Meta-F*: Proof Automation with SMT, Tactics, and Metaprograms


Proof Automation with SMT, Tactics, and Metaprograms

Guido Martínez1,2    Danel Ahman3    Victor Dumitrescu4    Nick Giannarakis5   
Chris Hawblitzel6    Cătălin Hriţcu2    Monal Narasimhamurthy7   
Zoe Paraskevopoulou5    Clément Pit-Claudel8    Jonathan Protzenko6   
Tahina Ramananandro6    Aseem Rastogi6    Nikhil Swamy6

1CIFASIS-CONICET    2Inria Paris    3University of Ljubljana   
4MSR-Inria Joint Centre    5Princeton University    6Microsoft Research   
7University of Colorado Boulder    8MIT-CSAIL

28th European Symposium on Programming, ESOP 2019


We introduce Meta-F⭑, a tactics and metaprogramming framework for the F⭑ program verifier.
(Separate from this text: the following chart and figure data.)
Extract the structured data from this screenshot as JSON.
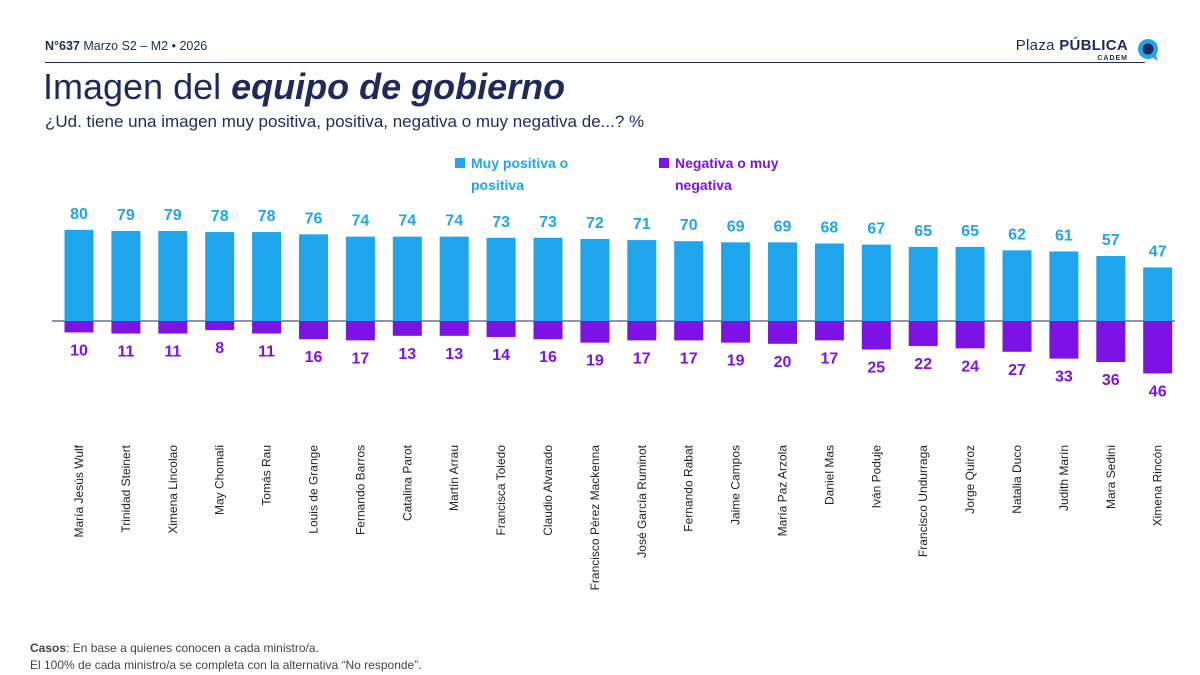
{
  "header": {
    "edition_number": "N°637",
    "edition_detail": "Marzo S2 – M2 • 2026",
    "brand_light": "Plaza ",
    "brand_bold": "PÚBLICA",
    "brand_sub": "CADEM"
  },
  "title": {
    "plain": "Imagen del ",
    "emphasis": "equipo de gobierno"
  },
  "subtitle": "¿Ud. tiene una imagen muy positiva, positiva, negativa o muy negativa de...? %",
  "footnote": {
    "label": "Casos",
    "line1": ": En base a quienes conocen a cada ministro/a.",
    "line2": "El 100% de cada ministro/a se completa con la alternativa “No responde”."
  },
  "colors": {
    "positive": "#1ea5ec",
    "negative": "#7c12e3",
    "axis": "#1f2a5c"
  },
  "chart_data": {
    "type": "bar",
    "categories": [
      "María Jesús Wulf",
      "Trinidad Steinert",
      "Ximena Lincolao",
      "May Chomali",
      "Tomás Rau",
      "Louis de Grange",
      "Fernando Barros",
      "Catalina Parot",
      "Martín Arrau",
      "Francisca Toledo",
      "Claudio Alvarado",
      "Francisco Pérez Mackenna",
      "José García Ruminot",
      "Fernando Rabat",
      "Jaime Campos",
      "María Paz Arzola",
      "Daniel Mas",
      "Iván Poduje",
      "Francisco Undurraga",
      "Jorge Quiroz",
      "Natalia Duco",
      "Judith Marín",
      "Mara Sedini",
      "Ximena Rincón"
    ],
    "series": [
      {
        "name": "Muy positiva o positiva",
        "values": [
          80,
          79,
          79,
          78,
          78,
          76,
          74,
          74,
          74,
          73,
          73,
          72,
          71,
          70,
          69,
          69,
          68,
          67,
          65,
          65,
          62,
          61,
          57,
          47
        ]
      },
      {
        "name": "Negativa o muy negativa",
        "values": [
          10,
          11,
          11,
          8,
          11,
          16,
          17,
          13,
          13,
          14,
          16,
          19,
          17,
          17,
          19,
          20,
          17,
          25,
          22,
          24,
          27,
          33,
          36,
          46
        ]
      }
    ],
    "legend": [
      "Muy positiva o positiva",
      "Negativa o muy negativa"
    ],
    "legend_position": "top-center",
    "grid": false
  }
}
The main novelty of Meta-F⭑ is allowing the use of tactics and metaprogramming to discharge assertions not solvable by SMT, or to just simplify them into well-behaved SMT fragments. Plus, Meta-F⭑ can be used to generate verified code automatically.

Meta-F⭑ is implemented as an F⭑ effect, which, given the powerful effect system of F⭑, heavily increases code reuse and even enables the lightweight verification of metaprograms. Metaprograms can be either interpreted, or compiled to efficient native code that can be dynamically loaded into the F⭑ type-checker and can interoperate with interpreted code. Evaluation on realistic case studies shows that Meta-F⭑ provides substantial gains in proof development, efficiency, and robustness.